Islamic terrorists shouted in Arabic “Allahu Akbar” (Allah is Greatest) and “We are avenging the Prophet Mohammed” as they sprayed their victims with hundreds of bullets from their semi-automatic weapons.
Their targeted victim was the top editorial cartoonists of the satirical Charlie Hebdo magazine who published cartoons deemed “offensive” by Muslim leaders around the world.
The first comment came from Josh Earnest, the White House spokesman, who refused to call this an act of terrorism, but made sure to add the now typical non-sequitor which routinely follows Islamic terrorist attacks, that “Islam is a religion of peace” and therefore should not be associate with the “extremists” in Paris with Islam.

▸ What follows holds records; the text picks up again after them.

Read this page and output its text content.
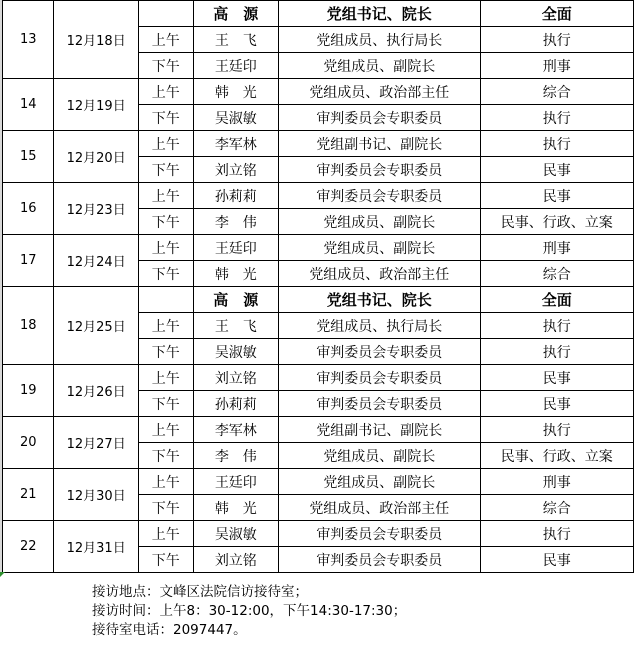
13	12月18日		高　源	党组书记、院长	全面
		上午	王　飞	党组成员、执行局长	执行
		下午	王廷印	党组成员、副院长	刑事
14	12月19日	上午	韩　光	党组成员、政治部主任	综合
		下午	吴淑敏	审判委员会专职委员	执行
15	12月20日	上午	李军林	党组副书记、副院长	执行
		下午	刘立铭	审判委员会专职委员	民事
16	12月23日	上午	孙莉莉	审判委员会专职委员	民事
		下午	李　伟	党组成员、副院长	民事、行政、立案
17	12月24日	上午	王廷印	党组成员、副院长	刑事
		下午	韩　光	党组成员、政治部主任	综合
18	12月25日		高　源	党组书记、院长	全面
		上午	王　飞	党组成员、执行局长	执行
		下午	吴淑敏	审判委员会专职委员	执行
19	12月26日	上午	刘立铭	审判委员会专职委员	民事
		下午	孙莉莉	审判委员会专职委员	民事
20	12月27日	上午	李军林	党组副书记、副院长	执行
		下午	李　伟	党组成员、副院长	民事、行政、立案
21	12月30日	上午	王廷印	党组成员、副院长	刑事
		下午	韩　光	党组成员、政治部主任	综合
22	12月31日	上午	吴淑敏	审判委员会专职委员	执行
		下午	刘立铭	审判委员会专职委员	民事
接访地点：文峰区法院信访接待室；
接访时间：上午8：30-12:00，下午14:30-17:30；
接待室电话：2097447。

Then President Obama issued his own statement, but in keeping with his administration’s 6 year old prohibition on using the term “Islamic terrorism,” he simply referred to the attack as “terrorism” — a vanilla term conspicuously devoid of any descriptive term explaining the motivation behind the attack. Thus, to the proverbial Martian it literally could have been eco-terrorism, white supremacist terrorism, or narco-terrorism. (But admittedly, calling this an act of “terrorism” was a step up from the classification of Major Nidal Hassan’s similar massacre at Fort Hood as “workplace violence.”)
Then in live comments delivered later, both President Obama and Secretary of State John Kerry gave blustery defenses of the U.S. determination to protect the right of free speech and vowed that neither the French nor anyone in the West would be cowed into silence by terrorism.
Secretary Kerry said as follows:
“Today, tomorrow, in Paris, in France, or across the world, the freedom of expression that this magazine, no matter what your feelings were about it, the freedom of expression that it represented is not able to be killed by this kind of act of terror.” Nice words of bravado.